I think we can do better. I ask you what kind of city councilor you’d like to have. If you really thought about it, what would you come up with? Would you select business minded entrepreneurs with a history of creating jobs, developing blighted buildings, revitalizing neighborhoods, supporting the arts, and caring for the needy? Would you want them to be big thinkers who are running for city council, not because there were no State or county offices to run for, but because they are most passionate about the city of Tulsa? Would you want them to be people who don’t just talk about growth and jobs, but create them? Would you want people who aren’t afraid to take on the establishment and who don’t mind calling out shady political consultants who hurt our city by puling strings no man should be allowed to pull? Would you choose people who aren’t indebted to anyone, including The Chamber, the political parties, the developers, the old money, etc.? Would you want City Councilors who are known for being able to communicate effectively, solve problems, and push others towards progress without fighting and backstabbing? I do. That’s why I’m running.
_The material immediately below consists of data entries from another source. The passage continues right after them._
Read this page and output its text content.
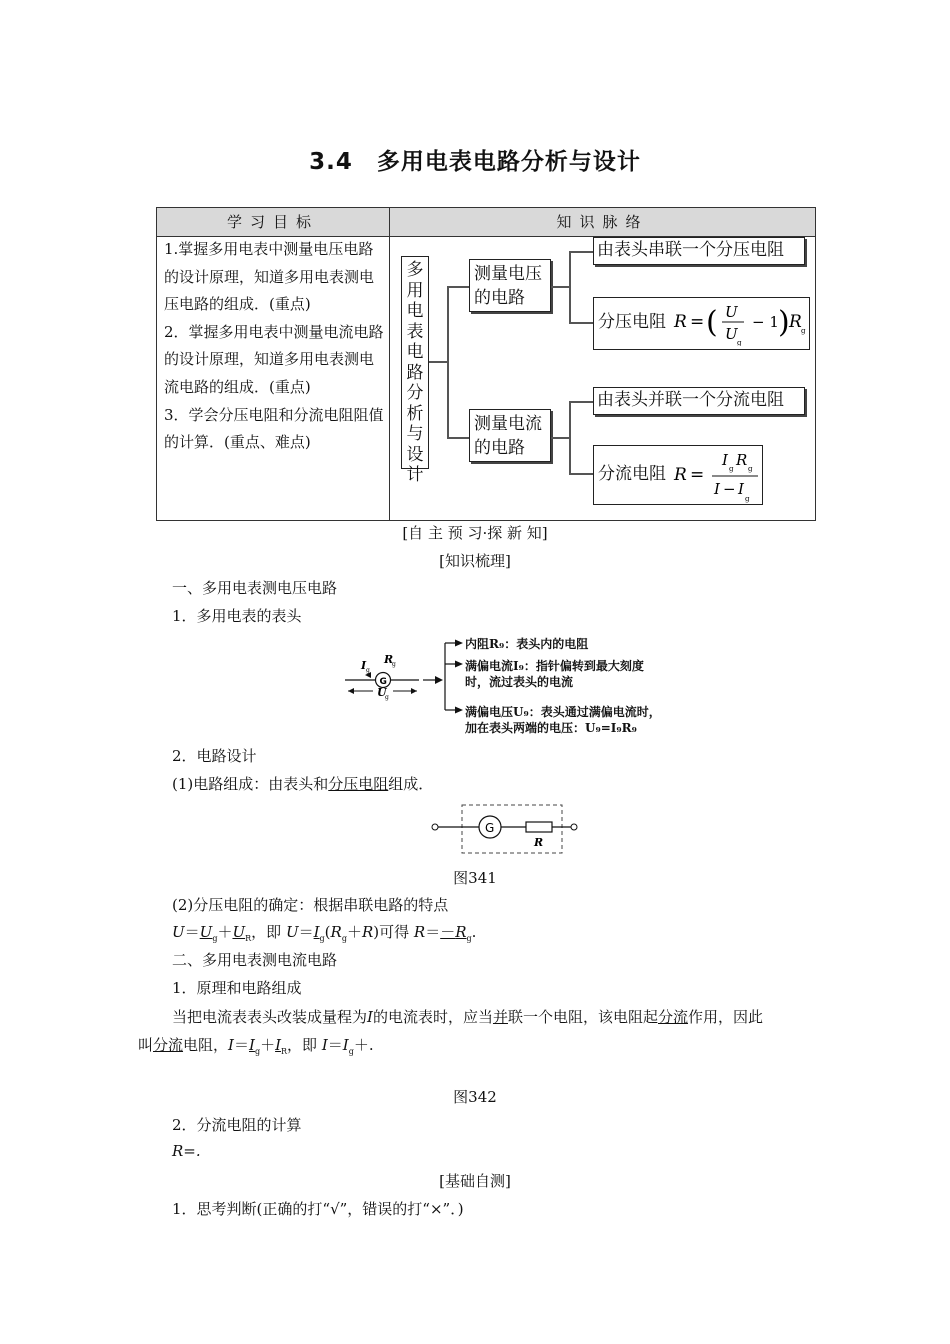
3.4　多用电表电路分析与设计
学习目标	知识脉络
1.掌握多用电表中测量电压电路的设计原理，知道多用电表测电压电路的组成．(重点)
2．掌握多用电表中测量电流电路的设计原理，知道多用电表测电流电路的组成．(重点)
3．学会分压电阻和分流电阻阻值的计算．(重点、难点)
多用电表电路分析与设计
测量电压的电路
测量电流的电路
由表头串联一个分压电阻
分压电阻 R = ( U
U g
− 1 ) R g
由表头并联一个分流电阻
分流电阻 R =
I g R g
I − I
g
[自 主 预 习·探 新 知]
[知识梳理]
一、多用电表测电压电路
1．多用电表的表头
G
I g
R
g
U
g
内阻R₉：表头内的电阻
满偏电流I₉：指针偏转到最大刻度
时，流过表头的电流
满偏电压U₉：表头通过满偏电流时，
加在表头两端的电压：U₉=I₉R₉
2．电路设计
(1)电路组成：由表头和分压电阻组成．
G
R
图341
(2)分压电阻的确定：根据串联电路的特点
$U=U_g+U_R$，即 $U=I_g(R_g+R)$可得 $R=-R_g$.
二、多用电表测电流电路
1．原理和电路组成
当把电流表表头改装成量程为I的电流表时，应当并联一个电阻，该电阻起分流作用，因此
叫分流电阻，$I=I_g+I_R$，即 $I=I_g+$.
图342
2．分流电阻的计算
R=.
[基础自测]
1．思考判断(正确的打“√”，错误的打“×”．)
I ask you all to join me in caring for our city. I’m not asking you to drop all that you’re doing and give it all of your time, but I’m asking that you get involved where you can. Pay attention to the races, donate, volunteer, talk about it at the water cooler or on Facebook. Tweet it. And most of all, vote. Your first opportunity is the primaries on September 13th.
If you’d like to support my campaign, we’re having a party tonight at Fassler Hall at 3rd and Elgin (21 and over) at 5:13 PM. We’ll have volunteer sign-ups and shirts to wear and will be registering people to vote right then and there. We’re asking for small $13 donations to remind supporters to then vote on September 13th. Fun huh? Let’s hope it’s lucky number 13. Thanks for reading my blog and thanks for caring about our city.
I’m getting up now. I’m walking out the door and driving to the election board to file my candidacy on July 13th, 2011. Wish me luck.